Among the first six homes they visited was a Dumont three-bedroom with an open floor plan and hardwood floors.
“As soon as you walk in, there’s tons of natural light,” Jena says. “We walked in and said, ‘This is it!’ We made an offer.”
Because the home was in foreclosure, the previous owner was not involved in the sale. The Edones were apprehensive about not being able to learn the history of the house or ask about the neighbors and the neighborhood. But because both Jena and Anthony grew up in Bergen County, they were familiar with the area.
Dealing with bank
The house was listed at $309,000. When they offered $285,000, the bank came back with a price of $300,000, plus a seller’s concession of $10,000 for closing costs. They felt lucky to get a three-bedroom, two-bathroom house with a finished attic for that price. “It’s unheard of!” says Jena. “It’s hard to get a decent home in Bergen County for $300,000 in a place with a good school system. It’s almost like a dream.”

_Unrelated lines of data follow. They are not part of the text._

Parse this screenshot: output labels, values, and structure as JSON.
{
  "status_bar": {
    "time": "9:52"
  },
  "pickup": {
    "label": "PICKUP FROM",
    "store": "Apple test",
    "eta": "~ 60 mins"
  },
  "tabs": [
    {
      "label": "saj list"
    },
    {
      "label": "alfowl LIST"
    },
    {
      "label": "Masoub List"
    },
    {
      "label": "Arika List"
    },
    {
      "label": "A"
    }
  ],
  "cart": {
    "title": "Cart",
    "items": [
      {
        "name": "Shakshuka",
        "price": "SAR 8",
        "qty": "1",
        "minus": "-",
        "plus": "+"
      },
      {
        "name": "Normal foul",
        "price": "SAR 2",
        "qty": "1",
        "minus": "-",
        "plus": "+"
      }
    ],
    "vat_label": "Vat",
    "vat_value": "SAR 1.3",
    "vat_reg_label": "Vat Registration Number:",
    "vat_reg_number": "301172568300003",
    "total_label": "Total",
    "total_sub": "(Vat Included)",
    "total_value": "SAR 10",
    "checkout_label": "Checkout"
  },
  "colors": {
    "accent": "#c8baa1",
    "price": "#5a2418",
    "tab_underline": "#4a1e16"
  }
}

The purchase process moved along quickly. “The bank wants to unload the property as fast as possible,” Jena points out.
They had 10 days after an attorney review to have the home inspected. If problems were found that were too expensive to correct, they would have to back out of the deal.
Luckily, the house turned out to be in excellent condition. No structural problems were found. But before the Edones could get a certificate of occupancy, the inspector told them the sump pump required a drain that pumped water to the outside of home. They had to pay to install the drain.
Their real estate agent, Liz Labruna of Exit Realty in Ridgefield Park, says it’s unusual to find a foreclosure in such good shape.
“It was sold by Hudson City Savings Bank, which rarely has foreclosures because they have such strict guidelines for borrowers,” she said. “The owners of this house were well off and then lost their business, and everything went downhill from there.”
When foreclosure happens, the owners are often bitter and wreck the house in frustration, says Labruna, who was surprised to find that this particular house was empty and cleaned out.
The exception to the rule that banks won’t make repairs on foreclosed homes is when there’s a termite problem. In this case, says Labruna, the bank did pay to have the house treated for termites. With a regular home sale, she adds, the seller is generally responsible for obtaining a certificate of occupancy in towns that require them. With foreclosure, the certificate is the buyer’s responsibility, so the Edones had to invest in the necessary repairs.
3.5% down payment
Labruna recommended a mortgage broker whose efficiency made the process easy to navigate. “With my operations background, I appreciate lists and todos and tasks,” Jena says. “He took me through exactly how things were going to work.”
Originally, they had planned to put off buying until they had saved up a substantial down payment, but as Jena observes, 20 percent is “a big chunk of cash for first-time buyers.”
With a federally backed FHA loan, they had to put only 3.5 percent down and were able to get a 30-year fixed rate of 4 percent.
Dumont is ideal for the Edones. Anthony is not far from his job at a swimming pool and spa business in Ramsey, and Jena can easily use public transportation to get to Manhattan, where she is an international field trainer.
They closed in late October and plan to spend a couple of weeks painting and otherwise personalizing the house before moving in.
“We’re both pleasantly shocked at how smoothly it’s gone,” marvels Jena. “I’ve heard crazy stories. We’re happy we can say it’s been an easy process for us.”
The couple were apprehensive about not being able to learn the history of the house or ask about the neighbors.